- From: Jake Archibald <jaffathecake@gmail.com>
- Date: Sat, 8 Sep 2012 15:36:01 +0100
- To: Chris Wilson <cwilso@google.com>
- Cc: Patrick Gillespie <patorjk@gmail.com>, Andrew Betts <andrew.betts@ft.com>, public-fixing-appcache@w3.org
On 6 September 2012 22:44, Chris Wilson <cwilso@google.com> wrote: > 1) "this app will work offline" is kind of a spectrum, not a Boolean; > obviously, many features of an app may be shut off when disconnected. It's > challenging to capture that well in a UI. This is certainly the case with Lanyrd. Although a simple visit to the site will result in an appcache, the user is in control of which event pages are available offline through tracking/attending. Obviously this behaviour is too specific to include in a spec. We have a little banner that shows a progress meter while caching, and turns into a little notificication when done. http://farm9.staticflickr.com/8320/7955542864_9bea684c83_o.png > 2) However, at a base level, you can leave it up to the developer - the > manifest for Chrome Hosted Apps (web applications on a regular web server, > but with a manifest to be published in the Chrome Web Store) has a special > bit to state that the app is "offline enabled". This lets us highlight apps > that will still work when you're offline (when Chrome goes offline, the New > Tab page grays out all non-offline enabled apps if you are offline).
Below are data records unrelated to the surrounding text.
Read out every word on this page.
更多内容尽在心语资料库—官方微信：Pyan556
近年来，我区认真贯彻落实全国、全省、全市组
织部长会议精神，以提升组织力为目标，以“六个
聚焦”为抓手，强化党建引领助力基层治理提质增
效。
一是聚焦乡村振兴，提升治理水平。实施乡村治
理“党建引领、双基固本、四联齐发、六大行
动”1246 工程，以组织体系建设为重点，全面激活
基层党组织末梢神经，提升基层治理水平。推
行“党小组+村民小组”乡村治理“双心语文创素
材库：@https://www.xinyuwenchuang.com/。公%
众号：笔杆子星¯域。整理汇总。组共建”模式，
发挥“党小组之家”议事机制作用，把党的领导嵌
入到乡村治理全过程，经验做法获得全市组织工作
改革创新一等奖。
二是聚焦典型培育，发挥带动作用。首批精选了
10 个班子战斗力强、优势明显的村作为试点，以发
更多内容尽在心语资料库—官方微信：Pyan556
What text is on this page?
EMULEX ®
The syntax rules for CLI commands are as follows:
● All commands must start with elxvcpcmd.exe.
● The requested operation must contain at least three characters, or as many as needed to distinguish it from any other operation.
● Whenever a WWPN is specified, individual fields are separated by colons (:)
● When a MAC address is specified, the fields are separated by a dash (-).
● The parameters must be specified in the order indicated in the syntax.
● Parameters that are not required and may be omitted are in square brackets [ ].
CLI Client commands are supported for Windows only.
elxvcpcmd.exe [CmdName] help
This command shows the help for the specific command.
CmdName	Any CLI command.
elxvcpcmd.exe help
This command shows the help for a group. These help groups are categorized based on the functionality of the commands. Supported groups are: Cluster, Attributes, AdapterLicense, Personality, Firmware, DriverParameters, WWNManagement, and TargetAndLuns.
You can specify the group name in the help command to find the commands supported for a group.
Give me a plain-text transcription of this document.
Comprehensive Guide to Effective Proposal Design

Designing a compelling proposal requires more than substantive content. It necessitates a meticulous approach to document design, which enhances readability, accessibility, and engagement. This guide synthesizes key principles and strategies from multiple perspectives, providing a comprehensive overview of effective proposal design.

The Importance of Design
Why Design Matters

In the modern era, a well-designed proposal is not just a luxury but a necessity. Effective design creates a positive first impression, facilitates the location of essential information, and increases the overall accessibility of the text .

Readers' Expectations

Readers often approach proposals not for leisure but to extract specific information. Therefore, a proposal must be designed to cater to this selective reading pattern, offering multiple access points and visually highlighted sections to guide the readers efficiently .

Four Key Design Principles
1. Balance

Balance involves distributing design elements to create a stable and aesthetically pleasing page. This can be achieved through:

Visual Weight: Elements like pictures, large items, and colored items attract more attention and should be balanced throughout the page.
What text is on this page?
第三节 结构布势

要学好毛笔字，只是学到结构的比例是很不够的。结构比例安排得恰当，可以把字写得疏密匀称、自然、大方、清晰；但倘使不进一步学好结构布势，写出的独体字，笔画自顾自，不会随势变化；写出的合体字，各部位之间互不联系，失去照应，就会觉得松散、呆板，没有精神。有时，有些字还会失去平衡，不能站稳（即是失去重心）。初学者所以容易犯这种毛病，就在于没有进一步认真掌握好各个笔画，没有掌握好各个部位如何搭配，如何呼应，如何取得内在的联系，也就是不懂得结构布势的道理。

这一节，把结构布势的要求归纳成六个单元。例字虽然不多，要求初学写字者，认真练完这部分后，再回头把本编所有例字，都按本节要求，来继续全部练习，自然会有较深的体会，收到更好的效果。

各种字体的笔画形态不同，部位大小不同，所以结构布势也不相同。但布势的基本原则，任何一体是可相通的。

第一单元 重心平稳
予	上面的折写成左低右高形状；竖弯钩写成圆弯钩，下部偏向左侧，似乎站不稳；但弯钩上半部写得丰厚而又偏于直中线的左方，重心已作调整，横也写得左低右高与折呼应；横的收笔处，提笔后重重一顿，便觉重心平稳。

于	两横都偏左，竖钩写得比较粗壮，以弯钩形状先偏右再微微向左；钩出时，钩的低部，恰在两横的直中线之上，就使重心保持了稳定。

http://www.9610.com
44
This seems acceptable & is possible in the current implementation. If a URL is associated with a manifest (either explicitly or FALLBACK), the browser can indicate the resource has some kind of offline functionality. This would be misinformative if appcache was being used as a performance hack, and didn't actually provide an offline experience, but I don't think we should cater for that.